Daraufhin habe ich mein Gewerbe um den Bereich der Bewachung erweitert und war nun mehr der ein Mann Sub-Sub. Dann begann der Aufstieg, dass ich als externer der Einsatzleiter in dem Unternehmen war und zum Schluss etwa 1,5 Jahre lang einer der Objektleiter war. Dann kamen diese Vorfälle in Berlin, dass SMA Flüchtlinge misshandelt haben. Und dann kam auf den Tisch dass ich als Sub-Sub Anweisungen den Mitarbeitern gebe, die direkt beim Auftragnehmer beschäftigt sind. Und so wurde ich von dieser Position gegangen.

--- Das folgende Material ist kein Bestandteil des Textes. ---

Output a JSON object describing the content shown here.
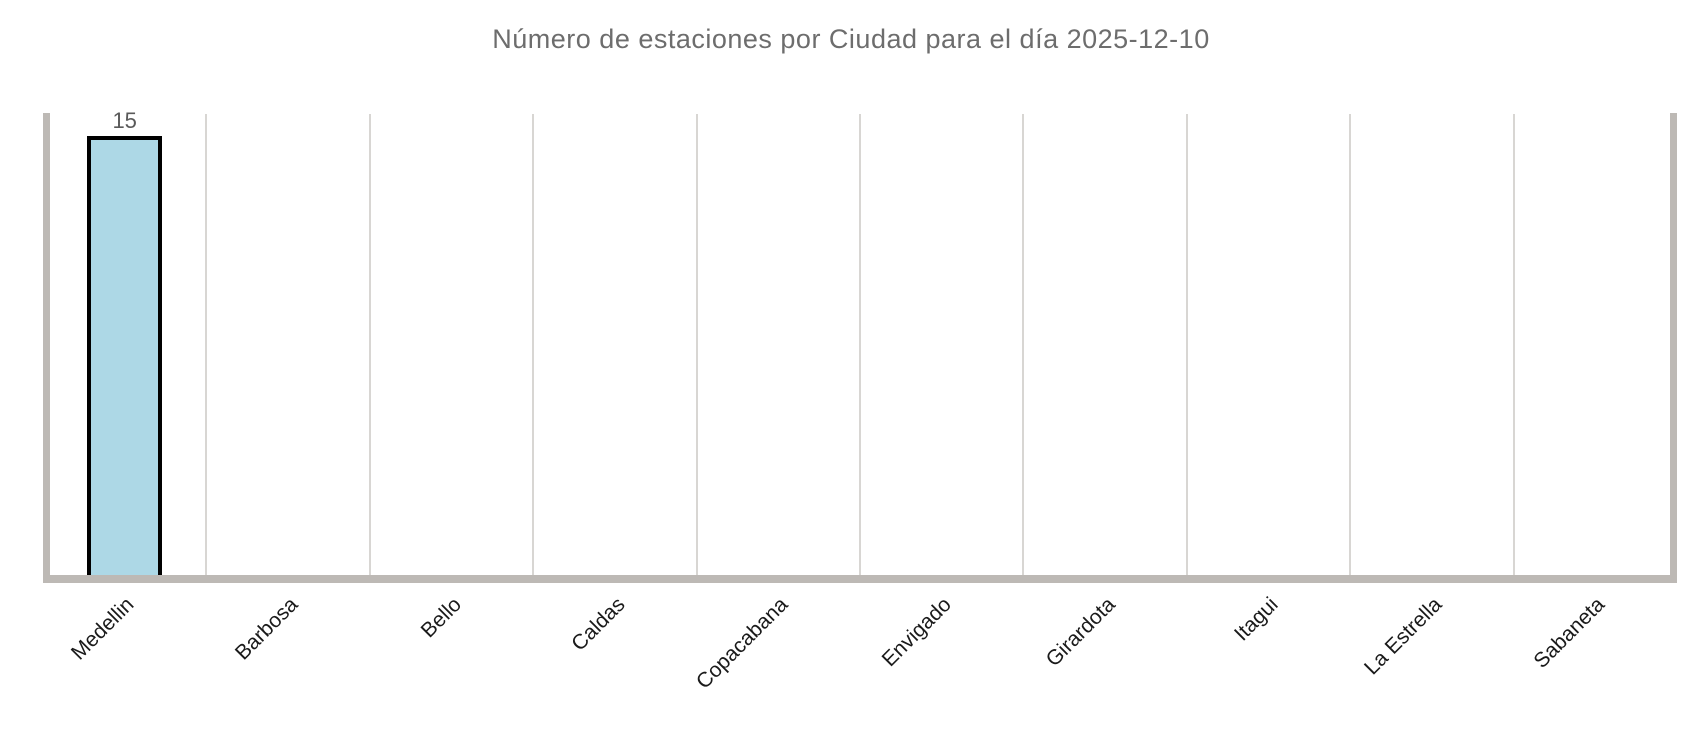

Parallel dazu haben mich aber bereits Geld und Werttransporte interessiert. Und so habe ich dann auch meine Waffen-Sachkunde gemacht. Ich habe dann einige Aufträge im Bereich Geld- und Wert an Land gezogen und habe meinen Waffenschein bekommen.

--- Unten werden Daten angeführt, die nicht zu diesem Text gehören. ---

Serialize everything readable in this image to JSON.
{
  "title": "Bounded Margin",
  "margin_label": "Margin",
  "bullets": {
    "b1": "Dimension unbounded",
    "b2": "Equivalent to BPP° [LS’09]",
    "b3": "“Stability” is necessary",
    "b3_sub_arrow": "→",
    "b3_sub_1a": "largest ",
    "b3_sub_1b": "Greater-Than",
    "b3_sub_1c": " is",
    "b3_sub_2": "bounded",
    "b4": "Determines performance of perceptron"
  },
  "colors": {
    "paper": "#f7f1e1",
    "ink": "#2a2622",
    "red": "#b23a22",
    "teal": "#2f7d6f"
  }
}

Dann folgten noch weitere Ausbildungen zum SIKO, FaSi, Regalinspekteur, Leiter-Prüfer.
Da sich bei uns momentan die Lage zum Thema Waffenschein verschärft, bin ich der Meinung, dass ich diesen Zwei sehr bald nicht mehr marktgerecht abdecken kann. Spätestens dann geht es in der Ingenieurs-Schiene (externe SiFa) weiter.